D'autres voix s'expriment de manière encore moins enthousiastes, comme celle du père Edilberto Sena, 77 ans, de Santarem. «[L'exhortation] a définitivement mis un frein aux attentes des gens». Le redouté militant de la cause environnementale en Amazonie et directeur d'un réseau de stations de radio dans toute la région amazonienne, estime que « Sa solution pour ordonner plus de prêtres ou faire venir des prêtres du Sud ici n'est pas viable pour le moment. Ce n'est pas une solution».
Par l'intermédiaire de sa correspondante spéciale à São Paulo, Marie Naudascher, La Croix a également prix le pouls sur place. « Il ne s’agit pas d’un décret, mais d’une invitation à rêver », résume dom Walmor Oliveira de Azevedo, évêque de Belo Horizonte. Face à la presse réunie au siège de la Conférence Nationale des évêques du Brésil (CNBB) mercredi 12 février, jour de la publication de l’Exhortation apostolique « Querida Amazonia », son président souligne que ce document « appelle à parcourir le chemin missionnaire avec une nouvelle ardeur », lit-on notamment dans l'article publié en ligne par le quotidien français.
Place aux laïcs
"Non, le pape, dans son texte sur l’Amazonie , n’a pas ouvert la porte à l’ordination à la prêtrise des hommes mariés. Alors oui, certains seront déçus. Dommage, car ce texte, véritable manifeste pour un autre développement économique et social de ce vaste territoire, mérite mieux." Ce sont les mots d'Isabelle de Gaulmyn, rédactrice en chef au journal La Croix, sur son blog. " Il faut saisir le véritable sens de ce document, qui dessine pour l’Église une direction quant à son mode de fonctionnement." écrit-elle encore. "Plutôt que d’autoriser l’ordination des prêtres mariés pour « boucher les trous », il est plus urgent de revoir notre conception de l’Église, trop cléricale.
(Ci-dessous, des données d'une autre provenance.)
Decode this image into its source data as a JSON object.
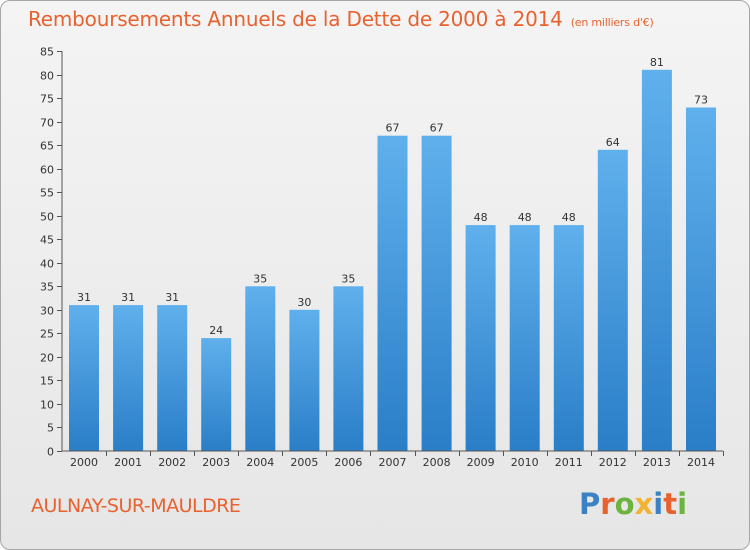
{
  "chart_data": {
    "type": "bar",
    "title": "Remboursements Annuels de la Dette de 2000 à 2014",
    "subtitle": "(en milliers d'€)",
    "categories": [
      "2000",
      "2001",
      "2002",
      "2003",
      "2004",
      "2005",
      "2006",
      "2007",
      "2008",
      "2009",
      "2010",
      "2011",
      "2012",
      "2013",
      "2014"
    ],
    "values": [
      31,
      31,
      31,
      24,
      35,
      30,
      35,
      67,
      67,
      48,
      48,
      48,
      64,
      81,
      73
    ],
    "ylim": [
      0,
      85
    ],
    "yticks": [
      0,
      5,
      10,
      15,
      20,
      25,
      30,
      35,
      40,
      45,
      50,
      55,
      60,
      65,
      70,
      75,
      80,
      85
    ],
    "xlabel": "",
    "ylabel": "",
    "grid": false,
    "bar_color": "#4a9be0"
  },
  "footer": {
    "city": "AULNAY-SUR-MAULDRE",
    "logo_letters": [
      "P",
      "r",
      "o",
      "x",
      "i",
      "t",
      "i"
    ],
    "logo_colors": [
      "#3b82c4",
      "#e8622f",
      "#6db33f",
      "#f2b233",
      "#3b82c4",
      "#e8622f",
      "#6db33f"
    ]
  },
  "colors": {
    "accent": "#e8622f"
  }
}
De la penser non pas à partir des seuls pplacerêtres mais de tous les baptisés." Qu'ils soient prêtres, diacres permanents, religieux ou laïcs. Et donc aussi femmes. Et "Jamais, dans toute l’histoire de l’Église, on n’a connu un pape aussi préoccupé d’accroître le rôle des laïcs". affirme Isabelle de Gaulmyn.
Un appel à la créativité
Soeur Nathalie Becquart, consultrice pour le secrétariat général du Synode des Evêques, propose également son analyse du texte. "En n’abordant pas cette question [ l'ordination d'hommes mariés ] ni celle de la réflexion sur l’ouverture du diaconat aux femmes, paradoxalement, le Pape François présente un texte bien plus fort et audacieux que l’on ne pourrait le voir à première vue." Elle nous invite donc à prendre le temps de lire personnellement cette "belle et importante exhortation" tant les différents sujets - abordés sous formes de rêves pour l’Amazonie – touchent des sujets cruciaux pour la vie du monde et la vie de l’Eglise aujourd’hui.
"Si elle se tourne particulièrement vers ceux qui vivent en Amazonie, écrit Nathalie Becquart, [cette exhortation] s’adresse en fait à nous tous comme cela est exprimé dans son titre : « exhortation apostolique post-synodale Querida Amazonia, au peuple de Dieu et à toutes les personnes de bonne volonté »
Ce texte aborde avant tout "le présent et l’avenir de notre planète" en cherchant comment, par quels chemins, l'Eglise peut se mettre au service de cet enjeu majeur social, culturel et écologique. Querida Amazonia propose également une approche intégrale qui vise à ne pas séparer l’engagement social de l’évangélisation, souligne la religieuse.
"En ne se prononçant pas directement sur les questions des Viri Probati et du diaconat des femmes (...), le Pape François, il me semble, invite à regarder la situation actuelle des ministères dans l’Eglise avec d’autres lunettes et ouvre de vraies pistes pour aller de l’avant" et sortir du cléricalisme. Cette exhortation est donc un "appel à la créativité pour chercher de nouvelles voies en sortant de nos schémas préconçus" pour développer une culture ecclésiale propre, nettement laïque, où les femmes ont toute leur place.
S.D.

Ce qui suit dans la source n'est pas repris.